5. Interoperabilidade. O Brasil é visto como referência para vários países na implementação do Open Finance, e o conceito Open Health tem sido protagonista em muitas rodas de discussão do ecossistema de saúde, mas ainda enfrenta desafios na implementação, especialmente em um contexto regulado pela LGPD.

É previsto que o Ministério da Saúde evolua neste ano com o tema, cujo objetivo inicial será estimular a concorrência entre os planos de saúde e promover maior qualidade no acesso à contratação deste tipo de serviço. Como no setor financeiro, o Open Health deve funcionar mediante o consentimento do titular dos dados, que poderá optar por compartilhar informações cadastrais do plano de saúde. Isso facilitará a contratação de serviços privados de saúde e aprimorará a portabilidade de carências ao trocar de plano.

Sobre o compartilhamento de dados de saúde e registros médicos, ainda serão necessárias profundas discussões, por se tratarem de dados sensíveis, mas superar essas barreiras será vital para eliminar ineficiências e melhorar a qualidade do atendimento e do cuidado.

6. Educação com gamificação para prevenção. A prevenção segue sendo a medida mais barata e eficaz para a sustentabilidade do sistema de saúde. Nesse contexto, a educação com gamificação ganha destaque na estratégia deste ano em muitas instituições, impulsionada pela crescente adoção de smartphones e a ampla oferta de internet. Essa abordagem oferece um potencial promissor para engajamento dos pacientes de maneira única, incutindo um sentido de responsabilidade nas suas decisões de saúde.

Na obstetrícia, por exemplo, a educação perinatal será cada vez mais uma importante aliada na prevenção de doenças gestacionais e contribuirá para melhores desfechos de saúde no parto. Com a gamificação, aumenta-se o conhecimento, a confiança e a preparação das gestantes para o parto, fortalecendo o protagonismo da mulher na tomada de decisão e a prevenção de complicações com a adesão aos cuidados pré-natais adequados.
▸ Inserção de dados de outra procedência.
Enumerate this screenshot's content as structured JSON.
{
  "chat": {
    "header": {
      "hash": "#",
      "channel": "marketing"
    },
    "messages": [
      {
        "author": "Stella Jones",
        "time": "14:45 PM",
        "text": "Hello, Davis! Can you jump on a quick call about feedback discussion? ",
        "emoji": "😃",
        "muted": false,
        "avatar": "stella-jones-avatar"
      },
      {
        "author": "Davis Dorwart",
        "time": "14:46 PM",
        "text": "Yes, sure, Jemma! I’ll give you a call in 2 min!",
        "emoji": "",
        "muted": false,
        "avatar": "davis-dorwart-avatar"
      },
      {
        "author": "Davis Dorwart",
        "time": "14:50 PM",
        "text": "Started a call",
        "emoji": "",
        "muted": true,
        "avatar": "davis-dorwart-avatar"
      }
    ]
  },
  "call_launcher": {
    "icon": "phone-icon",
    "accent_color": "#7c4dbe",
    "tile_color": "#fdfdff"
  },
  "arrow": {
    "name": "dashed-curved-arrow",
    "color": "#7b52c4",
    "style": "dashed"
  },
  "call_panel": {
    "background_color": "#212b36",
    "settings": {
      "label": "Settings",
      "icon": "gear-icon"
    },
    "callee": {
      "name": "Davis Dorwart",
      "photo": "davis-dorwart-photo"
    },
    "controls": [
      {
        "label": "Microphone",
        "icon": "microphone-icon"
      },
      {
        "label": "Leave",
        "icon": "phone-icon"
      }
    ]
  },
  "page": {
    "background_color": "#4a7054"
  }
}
Prevê-se um crescimento de mais de 20% entre 2023 e 2030 no mercado mundial de plataformas de gamificação para a saúde, à medida que impulsiona a educação para prevenção de doenças e amplia os cuidados de saúde, o seu potencial para revolucionar o envolvimento e os resultados dos pacientes continua a ser uma faceta promissora das tendências modernas da tecnologia na saúde.

Conclusão

Em síntese, as perspectivas delineadas para a tecnologia em saúde em 2024 enfatizam sua capacidade de alavancar a eficiência operacional do setor, minimizar riscos e elevar os resultados assistenciais. Enfrentar esses desafios não apenas pavimentará o futuro da prestação de cuidados, mas também promoverá uma mudança fundamental na abordagem da saúde, fornecendo soluções integradas e eficazes para os principais dilemas do setor.


*Marina Franco é vice-presidente de Engenharia na Healthtech Theia.